Products vs people: best use cases

Learn which types of images work best with BackgroundErase, and why the model can handle much more than just products or portraits.

Matt
Written by Matt
Updated in March 2026

BackgroundErase is designed to work across a wide range of image types. While many people use it for product photos or portraits, the model itself is object-agnostic. That means it is not limited to one category of subject. It works with any image that has a clear foreground.

Key idea: The most important factor is not whether the image is a product or a person—it’s whether the subject is visually separated from the background.


What “object-agnostic” means

An object-agnostic background removal model does not rely on a narrow set of categories. Instead, it looks for the main foreground subject and tries to separate it from the background as accurately as possible.

In practice, that means BackgroundErase can be used for:

  • People and portraits
  • Products and e-commerce images
  • Animals and pets
  • Vehicles
  • Furniture and home goods
  • Food photography
  • Logos, objects, and design assets
  • Many other types of subjects with a clear foreground

When products work especially well

Product photography is often a strong use case because the subject is usually centered, well lit, and clearly separated from the background. Clean studio lighting and simple backdrops make it easier for the model to detect accurate edges.

  • Best for e-commerce listings and catalogs
  • Works especially well with plain backgrounds and sharp edges
  • Great for replacing backgrounds with white, gray, or branded colors

When people work especially well

Portraits and people are also a core use case, especially when the subject is clearly visible and the background contrasts well with hair, skin, and clothing.

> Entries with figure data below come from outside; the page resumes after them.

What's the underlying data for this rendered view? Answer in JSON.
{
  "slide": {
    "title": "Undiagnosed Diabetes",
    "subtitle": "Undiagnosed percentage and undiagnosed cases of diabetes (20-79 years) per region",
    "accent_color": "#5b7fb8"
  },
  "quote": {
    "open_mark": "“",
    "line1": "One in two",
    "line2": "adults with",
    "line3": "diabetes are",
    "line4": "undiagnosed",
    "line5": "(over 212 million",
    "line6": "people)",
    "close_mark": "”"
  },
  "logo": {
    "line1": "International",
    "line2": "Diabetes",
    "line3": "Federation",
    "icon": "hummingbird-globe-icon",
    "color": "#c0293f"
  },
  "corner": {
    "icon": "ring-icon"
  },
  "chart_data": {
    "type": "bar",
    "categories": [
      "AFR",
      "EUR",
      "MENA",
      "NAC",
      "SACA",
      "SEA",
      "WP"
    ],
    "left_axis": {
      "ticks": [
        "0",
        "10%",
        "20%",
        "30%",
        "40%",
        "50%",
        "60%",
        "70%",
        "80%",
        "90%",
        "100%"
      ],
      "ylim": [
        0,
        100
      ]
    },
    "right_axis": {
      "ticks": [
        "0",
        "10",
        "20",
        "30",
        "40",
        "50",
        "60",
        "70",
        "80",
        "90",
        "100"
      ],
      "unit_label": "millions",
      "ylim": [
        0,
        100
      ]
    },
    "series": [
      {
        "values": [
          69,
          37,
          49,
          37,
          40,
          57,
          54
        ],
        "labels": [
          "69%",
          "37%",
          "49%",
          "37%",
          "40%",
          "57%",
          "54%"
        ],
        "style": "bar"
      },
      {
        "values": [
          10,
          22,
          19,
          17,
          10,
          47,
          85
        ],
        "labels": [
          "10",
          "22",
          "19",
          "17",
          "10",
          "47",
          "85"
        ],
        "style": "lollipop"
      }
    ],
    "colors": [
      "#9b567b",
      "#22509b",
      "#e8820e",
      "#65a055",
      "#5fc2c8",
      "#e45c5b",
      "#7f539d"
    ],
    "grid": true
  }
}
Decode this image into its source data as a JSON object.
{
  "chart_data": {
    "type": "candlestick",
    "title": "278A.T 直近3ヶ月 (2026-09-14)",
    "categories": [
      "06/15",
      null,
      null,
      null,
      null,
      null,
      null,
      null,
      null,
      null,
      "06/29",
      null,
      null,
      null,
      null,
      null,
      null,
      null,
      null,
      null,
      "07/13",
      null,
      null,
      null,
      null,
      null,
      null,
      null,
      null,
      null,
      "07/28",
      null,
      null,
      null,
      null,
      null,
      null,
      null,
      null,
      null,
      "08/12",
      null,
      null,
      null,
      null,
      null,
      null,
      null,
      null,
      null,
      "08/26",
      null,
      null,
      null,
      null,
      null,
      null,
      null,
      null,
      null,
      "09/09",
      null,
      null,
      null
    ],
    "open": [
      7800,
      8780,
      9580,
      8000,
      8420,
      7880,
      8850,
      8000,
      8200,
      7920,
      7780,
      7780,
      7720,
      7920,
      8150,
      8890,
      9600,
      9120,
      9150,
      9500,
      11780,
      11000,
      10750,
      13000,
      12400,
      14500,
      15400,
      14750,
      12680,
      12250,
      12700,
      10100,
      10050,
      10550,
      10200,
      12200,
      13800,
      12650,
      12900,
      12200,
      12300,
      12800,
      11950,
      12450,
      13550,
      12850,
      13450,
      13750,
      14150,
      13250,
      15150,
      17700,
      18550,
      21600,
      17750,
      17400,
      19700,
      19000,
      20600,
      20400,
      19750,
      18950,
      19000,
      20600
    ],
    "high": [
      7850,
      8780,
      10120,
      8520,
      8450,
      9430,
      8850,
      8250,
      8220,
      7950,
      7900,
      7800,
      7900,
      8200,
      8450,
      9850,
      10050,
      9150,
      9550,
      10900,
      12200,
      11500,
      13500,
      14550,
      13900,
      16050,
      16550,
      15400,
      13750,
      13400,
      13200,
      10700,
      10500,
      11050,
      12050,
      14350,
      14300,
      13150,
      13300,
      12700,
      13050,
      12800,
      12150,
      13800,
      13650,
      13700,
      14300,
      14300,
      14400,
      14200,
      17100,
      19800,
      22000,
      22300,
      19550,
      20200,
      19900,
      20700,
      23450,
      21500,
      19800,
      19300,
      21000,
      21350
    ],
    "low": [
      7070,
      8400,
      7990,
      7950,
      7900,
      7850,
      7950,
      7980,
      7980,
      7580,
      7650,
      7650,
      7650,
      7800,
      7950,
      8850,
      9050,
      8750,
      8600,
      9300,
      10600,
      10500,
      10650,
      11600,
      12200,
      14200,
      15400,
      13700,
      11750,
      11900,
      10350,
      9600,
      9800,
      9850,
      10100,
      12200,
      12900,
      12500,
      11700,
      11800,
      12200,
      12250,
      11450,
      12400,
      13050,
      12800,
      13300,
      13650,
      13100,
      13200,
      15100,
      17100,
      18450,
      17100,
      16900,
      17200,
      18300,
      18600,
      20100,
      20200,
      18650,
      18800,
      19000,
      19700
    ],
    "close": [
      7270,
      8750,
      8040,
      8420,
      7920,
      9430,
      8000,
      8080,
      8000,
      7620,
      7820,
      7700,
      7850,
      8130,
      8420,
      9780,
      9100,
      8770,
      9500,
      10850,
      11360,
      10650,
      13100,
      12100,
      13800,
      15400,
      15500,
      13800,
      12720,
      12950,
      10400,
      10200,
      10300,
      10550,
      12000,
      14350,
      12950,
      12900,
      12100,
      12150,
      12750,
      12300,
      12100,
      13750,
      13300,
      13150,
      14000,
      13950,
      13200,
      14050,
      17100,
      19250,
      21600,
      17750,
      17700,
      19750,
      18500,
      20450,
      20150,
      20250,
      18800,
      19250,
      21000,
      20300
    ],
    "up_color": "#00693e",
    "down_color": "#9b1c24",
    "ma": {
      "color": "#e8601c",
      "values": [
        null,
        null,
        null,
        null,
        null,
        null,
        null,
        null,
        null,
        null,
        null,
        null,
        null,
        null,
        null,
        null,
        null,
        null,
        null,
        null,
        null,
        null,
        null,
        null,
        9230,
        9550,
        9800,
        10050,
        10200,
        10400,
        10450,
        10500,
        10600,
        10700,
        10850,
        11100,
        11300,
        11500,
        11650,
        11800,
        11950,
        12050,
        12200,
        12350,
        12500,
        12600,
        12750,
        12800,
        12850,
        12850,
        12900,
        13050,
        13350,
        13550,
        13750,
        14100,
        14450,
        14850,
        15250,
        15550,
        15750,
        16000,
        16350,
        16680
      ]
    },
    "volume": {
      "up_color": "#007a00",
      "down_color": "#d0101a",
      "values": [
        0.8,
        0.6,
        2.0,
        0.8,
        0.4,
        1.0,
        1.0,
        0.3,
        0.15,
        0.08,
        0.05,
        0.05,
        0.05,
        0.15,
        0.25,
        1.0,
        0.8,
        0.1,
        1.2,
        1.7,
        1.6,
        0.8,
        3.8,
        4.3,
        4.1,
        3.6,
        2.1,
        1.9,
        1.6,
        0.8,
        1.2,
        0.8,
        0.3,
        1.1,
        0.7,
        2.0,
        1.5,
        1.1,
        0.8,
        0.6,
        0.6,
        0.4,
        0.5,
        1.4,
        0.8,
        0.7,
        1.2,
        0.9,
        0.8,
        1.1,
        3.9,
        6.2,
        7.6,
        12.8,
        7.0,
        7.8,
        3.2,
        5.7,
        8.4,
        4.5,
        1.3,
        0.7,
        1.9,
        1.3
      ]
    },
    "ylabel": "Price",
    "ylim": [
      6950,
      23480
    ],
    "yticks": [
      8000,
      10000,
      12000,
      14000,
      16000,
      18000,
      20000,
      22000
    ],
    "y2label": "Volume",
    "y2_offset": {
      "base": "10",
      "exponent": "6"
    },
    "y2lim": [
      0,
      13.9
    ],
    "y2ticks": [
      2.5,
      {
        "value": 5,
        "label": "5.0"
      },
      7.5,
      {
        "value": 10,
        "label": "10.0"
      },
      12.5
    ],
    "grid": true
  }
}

  • Best for profile photos, marketing images, and creative edits
  • Good lighting improves hair and edge handling
  • Simple or contrasting backgrounds usually produce the cleanest cutouts

What matters more than subject type

Whether the image is a product, a person, or something else entirely, the same best practices usually apply:

  • A clear foreground subject
  • Good contrast between subject and background
  • A high-quality source image
  • Minimal motion blur or compression artifacts
  • A composition where the subject fills a meaningful portion of the frame

When results may be harder

Background removal becomes more difficult when the foreground and background blend together visually, regardless of what the subject actually is.

  • Low-contrast scenes
  • Busy or cluttered backgrounds
  • Very small subjects inside a large frame
  • Heavy blur, noise, or low-resolution inputs
  • Extremely complex transparency or reflections

Bottom line

BackgroundErase is not limited to just products or just people. It works best with any image where the foreground is visually clear and well defined. If your image has a strong subject and a usable separation from the background, it is likely a good fit.